The state not only prioritized what the country produced but also what and how it consumed. State consumerism is my term to describe the state involvement in all three aspects of consumerism: what got produced and who got it; the ideas associated with mass produced products; and how possession of those things began to define people’s identities. People began to want specific branded products to communicate that they were a rich farmer, a powerful cadre, a successful manager, an intellectual, a city-dweller, or someone who knew how to work the system. My sources show, for instance, that by the late 1960s, there was an elaborate social hierarchy of local, national, and international brands of wristwatches.

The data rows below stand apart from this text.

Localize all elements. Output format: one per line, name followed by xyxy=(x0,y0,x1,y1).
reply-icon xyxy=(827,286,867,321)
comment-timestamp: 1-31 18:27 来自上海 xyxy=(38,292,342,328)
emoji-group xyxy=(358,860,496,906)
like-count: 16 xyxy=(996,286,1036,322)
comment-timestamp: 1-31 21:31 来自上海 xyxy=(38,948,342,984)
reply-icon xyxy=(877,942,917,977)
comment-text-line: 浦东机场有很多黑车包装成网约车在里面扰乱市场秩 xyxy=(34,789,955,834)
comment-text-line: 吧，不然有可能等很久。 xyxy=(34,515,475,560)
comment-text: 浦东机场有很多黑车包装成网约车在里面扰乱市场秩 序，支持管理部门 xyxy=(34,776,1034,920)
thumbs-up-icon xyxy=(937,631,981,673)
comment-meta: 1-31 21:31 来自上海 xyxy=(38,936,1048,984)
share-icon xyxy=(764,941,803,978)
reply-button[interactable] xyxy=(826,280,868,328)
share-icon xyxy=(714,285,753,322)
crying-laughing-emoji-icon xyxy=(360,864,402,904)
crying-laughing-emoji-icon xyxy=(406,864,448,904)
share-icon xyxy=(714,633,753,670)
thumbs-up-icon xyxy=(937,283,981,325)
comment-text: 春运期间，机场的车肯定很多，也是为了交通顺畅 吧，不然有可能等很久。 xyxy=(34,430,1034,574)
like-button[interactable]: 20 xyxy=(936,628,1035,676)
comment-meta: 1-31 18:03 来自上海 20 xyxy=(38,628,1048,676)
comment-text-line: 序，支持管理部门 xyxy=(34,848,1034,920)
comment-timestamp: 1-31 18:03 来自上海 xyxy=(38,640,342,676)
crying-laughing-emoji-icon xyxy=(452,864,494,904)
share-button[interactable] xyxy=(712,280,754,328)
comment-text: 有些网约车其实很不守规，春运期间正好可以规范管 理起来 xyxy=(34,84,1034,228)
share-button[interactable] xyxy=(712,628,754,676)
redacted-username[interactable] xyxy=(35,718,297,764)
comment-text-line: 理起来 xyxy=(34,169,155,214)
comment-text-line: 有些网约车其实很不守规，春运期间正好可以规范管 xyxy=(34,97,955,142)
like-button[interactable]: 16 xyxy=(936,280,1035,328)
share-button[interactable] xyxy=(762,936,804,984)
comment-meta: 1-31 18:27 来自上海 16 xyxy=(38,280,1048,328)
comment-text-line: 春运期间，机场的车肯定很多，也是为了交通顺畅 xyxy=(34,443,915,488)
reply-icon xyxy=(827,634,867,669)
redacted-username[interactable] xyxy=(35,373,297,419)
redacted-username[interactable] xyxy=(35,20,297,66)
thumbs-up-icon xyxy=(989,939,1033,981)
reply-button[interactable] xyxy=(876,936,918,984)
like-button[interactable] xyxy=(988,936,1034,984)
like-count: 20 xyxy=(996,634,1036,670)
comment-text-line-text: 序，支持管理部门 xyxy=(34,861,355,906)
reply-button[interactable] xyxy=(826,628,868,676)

In the early years of the PRC, the state was more desperate to maximize labor and minimize consumer desires. However, the state sometimes needed the population to consume. Even in the austere 1950s, as I show in the book, the state promoted Soviet clothing and fashions. And, as China successfully industrialized, it also promoted consumption of other items as an inducement to work harder. The losers were the same losers they always have been with industrial capitalism everywhere: rural farmers, women, manual laborers, minorities, and so on. And the winners were those in cities, working in state factories, and those working with their heads rather than their hands.
The contradiction between socialist words that sounded egalitarian and capitalist policies that led to inequalities was not lost on the population. My sources told me to doubt the state’s definition of China as “socialist.” So, I go beyond esoteric debates over what is “capitalism” and “socialism” to involve the people living in these countries and how they think. We often assume that people thought whatever the CCP was up to was “socialism” because state sources insist on it—and some of the winners such as those who got the first wristwatches believed it to be so. Instead, I follow my sources and focus on pervasive doubts across the entire society, from Mao Zedong on down, over what the Communist Party was actually building: a state-led version of capitalism, not the socialism of its claims.